There are a couple more general properties of stream operations to consider:

Stateful – A stateful operation imposes some new property on the stream, such as uniqueness of elements, or a maximum number of elements, or ensuring that the elements are consumed in sorted fashion. These are typically more expensive than stateless intermediate operations.
Short-circuiting – A short-circuiting operation potentially allows processing of a stream to stop early without examining all the elements. This is an especially desirable property when dealing with infinite streams; if none of the operations being invoked on a stream are short-circuiting, then the code may never terminate.

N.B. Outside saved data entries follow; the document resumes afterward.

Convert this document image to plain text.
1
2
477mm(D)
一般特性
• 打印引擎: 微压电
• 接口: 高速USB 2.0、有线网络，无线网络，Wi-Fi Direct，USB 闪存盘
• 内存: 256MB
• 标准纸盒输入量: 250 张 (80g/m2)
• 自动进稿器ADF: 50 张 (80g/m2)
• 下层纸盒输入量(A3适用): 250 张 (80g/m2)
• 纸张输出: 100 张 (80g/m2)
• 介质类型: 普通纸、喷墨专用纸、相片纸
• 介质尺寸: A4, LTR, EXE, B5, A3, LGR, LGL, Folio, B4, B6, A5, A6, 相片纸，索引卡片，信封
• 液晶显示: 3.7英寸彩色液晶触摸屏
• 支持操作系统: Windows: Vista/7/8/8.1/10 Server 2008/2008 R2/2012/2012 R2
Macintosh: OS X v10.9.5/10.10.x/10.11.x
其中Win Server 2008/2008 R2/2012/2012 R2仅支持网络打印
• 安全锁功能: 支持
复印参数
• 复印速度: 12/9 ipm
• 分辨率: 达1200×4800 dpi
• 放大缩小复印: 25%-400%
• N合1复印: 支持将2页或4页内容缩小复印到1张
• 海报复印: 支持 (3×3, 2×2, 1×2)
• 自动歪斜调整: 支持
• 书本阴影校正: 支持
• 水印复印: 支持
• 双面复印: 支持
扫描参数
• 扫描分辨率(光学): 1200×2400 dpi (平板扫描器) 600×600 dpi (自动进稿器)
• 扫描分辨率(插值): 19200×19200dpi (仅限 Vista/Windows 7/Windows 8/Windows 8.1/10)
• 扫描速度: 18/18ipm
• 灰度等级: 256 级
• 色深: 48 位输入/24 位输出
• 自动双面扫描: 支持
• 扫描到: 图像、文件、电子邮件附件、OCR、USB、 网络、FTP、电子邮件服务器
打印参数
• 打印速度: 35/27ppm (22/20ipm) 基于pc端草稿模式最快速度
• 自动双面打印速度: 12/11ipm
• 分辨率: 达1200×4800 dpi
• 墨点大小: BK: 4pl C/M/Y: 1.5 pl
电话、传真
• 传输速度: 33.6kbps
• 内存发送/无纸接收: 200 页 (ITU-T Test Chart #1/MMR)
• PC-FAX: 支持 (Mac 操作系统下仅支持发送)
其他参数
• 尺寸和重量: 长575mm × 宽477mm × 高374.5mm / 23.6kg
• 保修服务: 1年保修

Here are short, general descriptions for each Stream method. See the javadocs for more thorough explanations. Links are provided below for each overloaded form of the operation.

Intermediate operations:

filter [1] – Exclude all elements that don’t match a Predicate.
map [1] [2] [3] [4] – Perform a one-to-one transformation of elements using a Function.
flatMap [1] [2] [3] [4] – Transform each element into zero or more elements by way of another Stream.
peek [1] – Perform some action on each element as it is encountered. Primarily useful for debugging.
distinct [1] – Exclude all duplicate elements according to their .equals behavior. This is a stateful operation.
sorted [1] [2] – Ensure that stream elements in subsequent operations are encountered according to the order imposed by a Comparator. This is a stateful operation.
limit [1] – Ensure that subsequent operations only see up to a maximum number of elements. This is a stateful, short-circuiting operation.
skip [1] – Ensure that subsequent operations do not see the first n elements. This is a stateful operation.

Terminal operations:

forEach [1] – Perform some action for each element in the stream.
toArray [1] [2] – Dump the elements in the stream to an array.
reduce [1] [2] [3] – Combine the stream elements into one using a BinaryOperator.
collect [1] [2] – Dump the elements in the stream into some container, such as a Collection or Map.
min [1] – Find the minimum element of the stream according to a Comparator.
max [1] – Find the maximum element of the stream according to a Comparator.
count [1] – Find the number of elements in the stream.
anyMatch [1] – Find out whether at least one of the elements in the stream matches a Predicate. This is a short-circuiting operation.
allMatch [1] – Find out whether every element in the stream matches a Predicate. This is a short-circuiting operation.
noneMatch [1] – Find out whether zero elements in the stream match a Predicate. This is a short-circuiting operation.
findFirst [1] – Find the first element in the stream. This is a short-circuiting operation.
findAny [1] – Find any element in the stream, which may be cheaper than findFirst for some streams. This is a short-circuiting operation.

As noted in the javadocs, intermediate operations are lazy. Only a terminal operation will start the processing of stream elements. At that point, no matter how many intermediate operations were included, the elements are then consumed in (usually, but not quite always) a single pass. (Stateful operations such as sorted() and distinct() may require a second pass over the elements.)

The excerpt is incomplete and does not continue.